From an unsavory comment by her classmate.
From a casual neglect by a teacher.
From a small accident at recess time.
From my own well-meaning but faulty parenting.
When I look at her, I know she deserves nothing but the best.
But what is the best?
Is it to protect her from every possible, probable hurt?
Or is it to let her be- even if it means, she experiences a mild let-down, from her family and friends, at times?
I wish I could tell her, all that I have learned about the real world….that no amount of self-improvement will impress that one bully who dresses up as a friend.
I wish I could tell her that, her humor lights up a room.
I wish I could tell her that even though I get upset about her covering her bedroom walls with colors and stickers, never in a million years do I want her to stop being silly, or stop being a child.
I wish I could tell her in a way she can comprehend that her kindness and wise words fill my heart with so much love and genuine respect for her.
I wish I could stop “fine-tuning” her already fascinating personality.
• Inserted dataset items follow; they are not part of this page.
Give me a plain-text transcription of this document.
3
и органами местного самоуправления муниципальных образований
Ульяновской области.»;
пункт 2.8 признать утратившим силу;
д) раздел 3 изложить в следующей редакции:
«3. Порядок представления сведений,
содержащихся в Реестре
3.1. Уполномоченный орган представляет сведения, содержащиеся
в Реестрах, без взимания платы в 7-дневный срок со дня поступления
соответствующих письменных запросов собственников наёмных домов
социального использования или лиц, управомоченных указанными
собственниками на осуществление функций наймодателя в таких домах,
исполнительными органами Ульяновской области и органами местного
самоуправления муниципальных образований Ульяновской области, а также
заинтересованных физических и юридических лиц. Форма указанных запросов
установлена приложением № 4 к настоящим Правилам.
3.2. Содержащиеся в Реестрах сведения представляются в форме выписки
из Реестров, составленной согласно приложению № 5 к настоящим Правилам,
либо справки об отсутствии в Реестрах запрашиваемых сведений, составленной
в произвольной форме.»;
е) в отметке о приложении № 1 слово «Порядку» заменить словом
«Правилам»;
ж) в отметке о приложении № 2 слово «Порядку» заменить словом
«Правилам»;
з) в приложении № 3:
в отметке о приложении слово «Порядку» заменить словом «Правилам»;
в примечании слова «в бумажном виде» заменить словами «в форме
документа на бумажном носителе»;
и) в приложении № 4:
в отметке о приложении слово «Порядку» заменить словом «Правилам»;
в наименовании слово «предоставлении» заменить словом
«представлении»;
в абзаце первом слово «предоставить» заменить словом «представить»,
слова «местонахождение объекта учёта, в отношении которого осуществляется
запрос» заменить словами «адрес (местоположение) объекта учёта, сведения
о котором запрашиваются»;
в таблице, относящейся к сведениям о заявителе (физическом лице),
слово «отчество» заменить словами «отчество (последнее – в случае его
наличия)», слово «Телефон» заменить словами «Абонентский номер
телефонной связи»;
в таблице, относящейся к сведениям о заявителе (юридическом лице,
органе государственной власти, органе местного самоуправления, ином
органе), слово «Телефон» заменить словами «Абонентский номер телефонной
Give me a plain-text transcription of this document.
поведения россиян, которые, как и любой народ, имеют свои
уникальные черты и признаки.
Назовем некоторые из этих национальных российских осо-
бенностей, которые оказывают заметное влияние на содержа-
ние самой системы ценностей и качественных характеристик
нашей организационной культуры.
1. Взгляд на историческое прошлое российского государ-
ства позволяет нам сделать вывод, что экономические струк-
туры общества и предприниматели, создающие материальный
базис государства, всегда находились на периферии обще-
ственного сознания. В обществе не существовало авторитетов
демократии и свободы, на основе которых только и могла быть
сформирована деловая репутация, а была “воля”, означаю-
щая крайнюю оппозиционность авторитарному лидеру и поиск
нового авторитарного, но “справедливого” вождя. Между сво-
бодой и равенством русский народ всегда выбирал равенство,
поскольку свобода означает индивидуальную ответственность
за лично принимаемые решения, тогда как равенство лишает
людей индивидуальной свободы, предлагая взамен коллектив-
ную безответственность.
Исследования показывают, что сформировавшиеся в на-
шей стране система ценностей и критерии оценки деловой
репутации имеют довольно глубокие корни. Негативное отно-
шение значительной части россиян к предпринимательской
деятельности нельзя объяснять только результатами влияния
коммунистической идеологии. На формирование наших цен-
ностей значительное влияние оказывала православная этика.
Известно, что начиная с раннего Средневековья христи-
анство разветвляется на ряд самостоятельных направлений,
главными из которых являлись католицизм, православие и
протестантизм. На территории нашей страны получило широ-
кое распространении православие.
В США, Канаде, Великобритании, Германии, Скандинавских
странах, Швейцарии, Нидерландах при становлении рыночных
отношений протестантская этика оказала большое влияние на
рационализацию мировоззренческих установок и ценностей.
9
I wish I could tell her that every time I held her hand too tight while crossing a road, or appear too paranoid while she makes her 50th jump from the sofa on to the floor, I am as much trying to protect her as I am trying to manage my untamable fears.
I wish I could tell her that a mother’s heart and mind are scary places. That no person should ever be exposed to that kind of frantic and fearsome worrying. The constant worrying about possible scenarios in which their child can get hurt.
But mostly, I wish I could tell her every day, that she is perfect. That she is loved. That she is worthy of everything that comes her way.